Женщины, когда они слабы, они лежат из страха. Мужчины, когда они сильны, они лежат из высокомерия.
Повторяется ли история, впервые как трагедия, второй раз, как фарс? Нет, это слишком грандиозно, слишком считается процессом. История просто отрыгается, и мы снова попробовать этот сырой сэндвич с ним поглотил много веков назад.
Если это действительно духи англичан и англичан, которые перешли в следующий мир, они наверняка знают, как сформировать правильную очередь?
Гордость заставляет нас жаждать решения для вещей - решением, целью, конечной причиной; Но чем лучше становятся телескопы, появляются больше звезд.
Ирония - современный режим: либо отметка дьяволов, либо сноркелин здравомыслия.

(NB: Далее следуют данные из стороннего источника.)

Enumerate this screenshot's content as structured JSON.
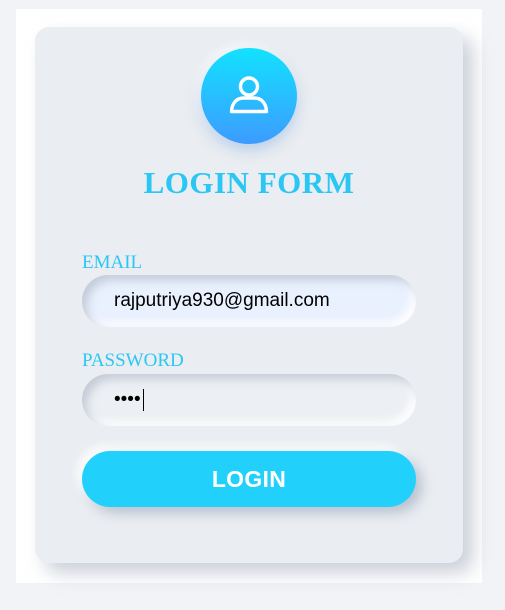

Когда вы пишете художественную литературу, ваша задача - отразить самые полные осложнения мира
Время ... дайте нам достаточно времени, и наши лучшие решения будут казаться шаткими, наша уверенность причудливо.
Мистификация проста; Ясность - самая сложная вещь из всех.
Это был еще один из наших страхов: эта жизнь не оказалась бы похожей на литературу.
Мы живем с такими простыми предположениями, не так ли? Например, эта память равна событиям плюс время. Но все это намного странно, чем это. Кто сказал, что память - это то, что мы думали, что забыли? И это должно быть очевидным для нас, что время не действует как фиксатор, скорее как растворитель. Но это не удобно-это бесполезно-верить в это; Это не помогает нам продолжить нашу жизнь; Итак, мы игнорируем это.
Способы, с помощью которых книга, когда -то прочитанная, остается (и меняется) в сознании читателя, непредсказуемы.
История - это то, что достоверность, созданная в точке, где недостатки памяти соответствуют недостаткам документации.
Иногда вы находите панель, но она не открывается; Иногда он открывается, и ваш взгляд не встречается только с скелетом мыши. Но, по крайней мере, ты посмотрел. Это настоящее различие между людьми: не между теми, у кого есть секреты, и теми, кто этого не делает, а между теми, кто хочет знать все, и теми, кто этого не делает. Этот поиск - признак любви, который я поддерживаю.
Он боялся меня так, как многие мужчины боятся женщин: потому что их любовницы (или их жены) понимают их. Они едва ли взрослые, некоторые мужчины: они хотят, чтобы женщины понимали их, и с этой целью они рассказывают им все свои секреты; А потом, когда их правильно понимают, они ненавидят своих женщин за понимание их.
Большинство людей, на мой взгляд, крадут большую часть того, что они есть. Если бы они не были, какими плохими предметами они были бы.
Я хотел, чтобы жизнь не беспокоила меня слишком сильно и преуспел - и как это было жалко.
Возможно, любовь очень важна, потому что это ненужно.
Одна из проблем такова: сердце не в форме сердца.
Глобальное потепление - это скорее благословение, чем проклятие.
И, возможно, именно так и в случае, когда на всю жизнь борется внутренняя борьба, вы, наконец, были не более чем то, что другие видели вас. Это была ваша природа, понравилось ли вам это или нет.
Вы можете определить чистый два способа, в зависимости от вашей точки зрения. Обычно вы говорите, что это инструмент, предназначенный для ловли рыбы. Но вы не могли, не имели больших травм логики, обратить вспять изображение и определить сеть как шутливый лексикограф, который когда -то сделал: он назвал это набором отверстий, связанных со строкой.
Мы должны быть точными с любовью, его языком и его жестами. Если это спасти нас, мы должны посмотреть на это так же ясно, как мы должны научиться смотреть на смерть
На следующий день, когда я был трезвым, я снова подумал о нас троих и о многих парадоксах времени. Например: что, когда мы молоды и чувствительны, мы также в наших самых обидных; Принимая во внимание, что когда кровь начинает замедляться, когда мы чувствуем себя менее резко, когда мы более бронированы и научились причинять боль, мы наступаем более тщательно.
Что заставляет нас хотеть знать худшее? Это то, что мы устали от того, чтобы знать лучше всего? Всегда ли любопытство препятствует личным интересам? Или, более просто, что желание узнать, что худшее - это любимое извращение любви.
Мне потребовалось несколько лет, чтобы очистить голову того, что Париж хотел, чтобы я восхищался этим, и заметить, что я предпочитал. Не в силовые памятники, а отдельные здания, которые рассказывают более спокойную историю: студия художника или дом Belle Epoque, построенный забытым финансистом для только что запоминающегося куртизанца.